Con la solemne procesión se cerró el año jubilar de festejo de los 200 años de la parroquia La Inmaculada y se abrió el Año Mariano Nacional. Participó del recorrido Monseñor Carlos María Dominguez.
El Pueblo Viejo ayer vivió una jornada de fiesta desde muy temprano en la mañana. Es que luego de la Vigilia, a partir de las 5.00 se hizo la primera procesión que llegó por las diferentes calles hasta el Santuario Arquidiocesano. Durante toda la jornada hubo misas y a las 19.00 se hizo la tradicional procesión que fue acompañada por miles de fieles que llegaron desde distintos puntos de la provincia.
La ceremonia se vivió con especial emoción, pues dos hechos importantes la hacía muy particular. Por un lado se cerraron los festejos de los 200 años de la Parroquia de la Inmaculada Concepción, en el Pueblo Viejo, siendo la segunda más antigua de San Juan y por el otro, se abrió el año Mariano, con motivo de cumplirse 400 años del descubrimiento de la imagen de la Santísima Virgen del Valle, en la gruta de Choya, Catamarca.
De la ceremonia donde participó el pueblo participaron diferentes movimientos de la Iglesia tales como Acción Católica, Scouts, entre otros.
La aparición de la Madre María despertó en los miles de fieles que estaban sobre calle Juan Jufré el aplauso y aparecieron cientos de pañuelos blancos y celestes que saludaban a la Virgen al pasar.

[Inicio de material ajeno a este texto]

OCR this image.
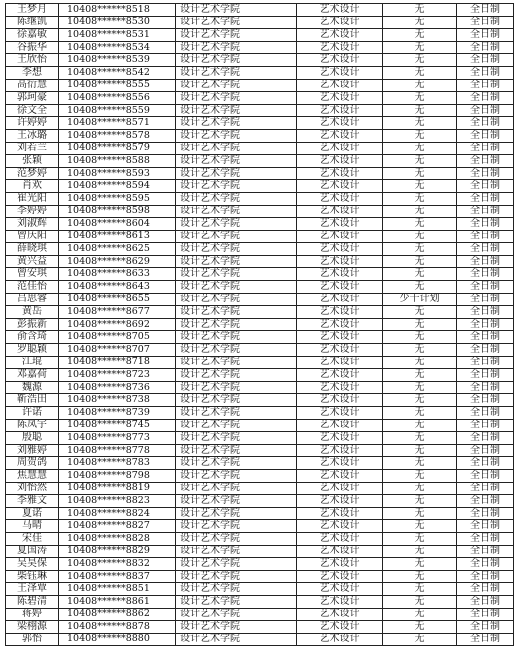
王梦月	10408******8518	设计艺术学院	艺术设计	无	全日制
陈继凯	10408******8530	设计艺术学院	艺术设计	无	全日制
徐嘉敏	10408******8531	设计艺术学院	艺术设计	无	全日制
谷振华	10408******8534	设计艺术学院	艺术设计	无	全日制
王欣怡	10408******8539	设计艺术学院	艺术设计	无	全日制
李想	10408******8542	设计艺术学院	艺术设计	无	全日制
高衍慧	10408******8555	设计艺术学院	艺术设计	无	全日制
郭珂豪	10408******8556	设计艺术学院	艺术设计	无	全日制
徐文全	10408******8559	设计艺术学院	艺术设计	无	全日制
许婷婷	10408******8571	设计艺术学院	艺术设计	无	全日制
王冰璐	10408******8578	设计艺术学院	艺术设计	无	全日制
刘若兰	10408******8579	设计艺术学院	艺术设计	无	全日制
张颖	10408******8588	设计艺术学院	艺术设计	无	全日制
范梦婷	10408******8593	设计艺术学院	艺术设计	无	全日制
肖欢	10408******8594	设计艺术学院	艺术设计	无	全日制
崔光阳	10408******8595	设计艺术学院	艺术设计	无	全日制
李婷婷	10408******8598	设计艺术学院	艺术设计	无	全日制
刘淑辉	10408******8604	设计艺术学院	艺术设计	无	全日制
曾庆阳	10408******8613	设计艺术学院	艺术设计	无	全日制
薛晓琪	10408******8625	设计艺术学院	艺术设计	无	全日制
黄兴益	10408******8629	设计艺术学院	艺术设计	无	全日制
曾安琪	10408******8633	设计艺术学院	艺术设计	无	全日制
范佳怡	10408******8643	设计艺术学院	艺术设计	无	全日制
吕思睿	10408******8655	设计艺术学院	艺术设计	少干计划	全日制
黄岳	10408******8677	设计艺术学院	艺术设计	无	全日制
彭振新	10408******8692	设计艺术学院	艺术设计	无	全日制
俞含琦	10408******8705	设计艺术学院	艺术设计	无	全日制
罗聪颖	10408******8707	设计艺术学院	艺术设计	无	全日制
江琨	10408******8718	设计艺术学院	艺术设计	无	全日制
邓嘉荷	10408******8723	设计艺术学院	艺术设计	无	全日制
魏源	10408******8736	设计艺术学院	艺术设计	无	全日制
靳浩田	10408******8738	设计艺术学院	艺术设计	无	全日制
许诺	10408******8739	设计艺术学院	艺术设计	无	全日制
陈凤宇	10408******8745	设计艺术学院	艺术设计	无	全日制
殷聪	10408******8773	设计艺术学院	艺术设计	无	全日制
刘雅婷	10408******8778	设计艺术学院	艺术设计	无	全日制
周贺鸽	10408******8783	设计艺术学院	艺术设计	无	全日制
焦慧慧	10408******8798	设计艺术学院	艺术设计	无	全日制
刘怡然	10408******8819	设计艺术学院	艺术设计	无	全日制
李雅文	10408******8823	设计艺术学院	艺术设计	无	全日制
夏诺	10408******8824	设计艺术学院	艺术设计	无	全日制
马晴	10408******8827	设计艺术学院	艺术设计	无	全日制
宋佳	10408******8828	设计艺术学院	艺术设计	无	全日制
夏国涛	10408******8829	设计艺术学院	艺术设计	无	全日制
吴昊保	10408******8832	设计艺术学院	艺术设计	无	全日制
柴钰琳	10408******8837	设计艺术学院	艺术设计	无	全日制
王泽覃	10408******8851	设计艺术学院	艺术设计	无	全日制
陈碧清	10408******8861	设计艺术学院	艺术设计	无	全日制
蒋婷	10408******8862	设计艺术学院	艺术设计	无	全日制
梁栩源	10408******8878	设计艺术学院	艺术设计	无	全日制
郭怡	10408******8880	设计艺术学院	艺术设计	无	全日制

La ceremonia estuvo presidida por Monseñor Carlos María Dominguez y el cura párroco del Santuario Arquidiocesano de la Inmaculada Concepción, Daniel Rios.
Monseñor Dominguez sobre esta jornada en particular expresó que “con esta festividad estamos cerrando los 20 años de la Inmaculada Concepción pero al mismo tiempo estamos abriendo un momento muy significativo que es el año mariano nacional. Por esto tendremos el congreso mariano, en el mes de abril y luego en octubre habrá un encuentro Mariológico. En todos los templos del país que tienen la advocación de María, el Papa nos ha concedido poder dar la indulgencia plenaria. Es un año de gracia y de la presencia de María”.
Al proyectarse al año que viene, en un país con muchos problemas de pobreza, el religioso afirmó que “vamos a confiarle la Patria y la vamos a poner en manos de la virgen. Hoy se ha rezado en Luján por todo eso, estuvieron el presidente electo y el presidente saliente y muchos de los dirigentes que van a tener a su cargo la dirigencia del país. Esperemos que el señor les infunda políticas en favor de los más necesitados porque los pobres no son un número, son personas que les faltan las condiciones necesarias para vivir y donde se ve reflejada su dignidad”.
Por último aseguró que “nosotros como Iglesia vamos a seguir trabajando siempre por los que menos tienen”.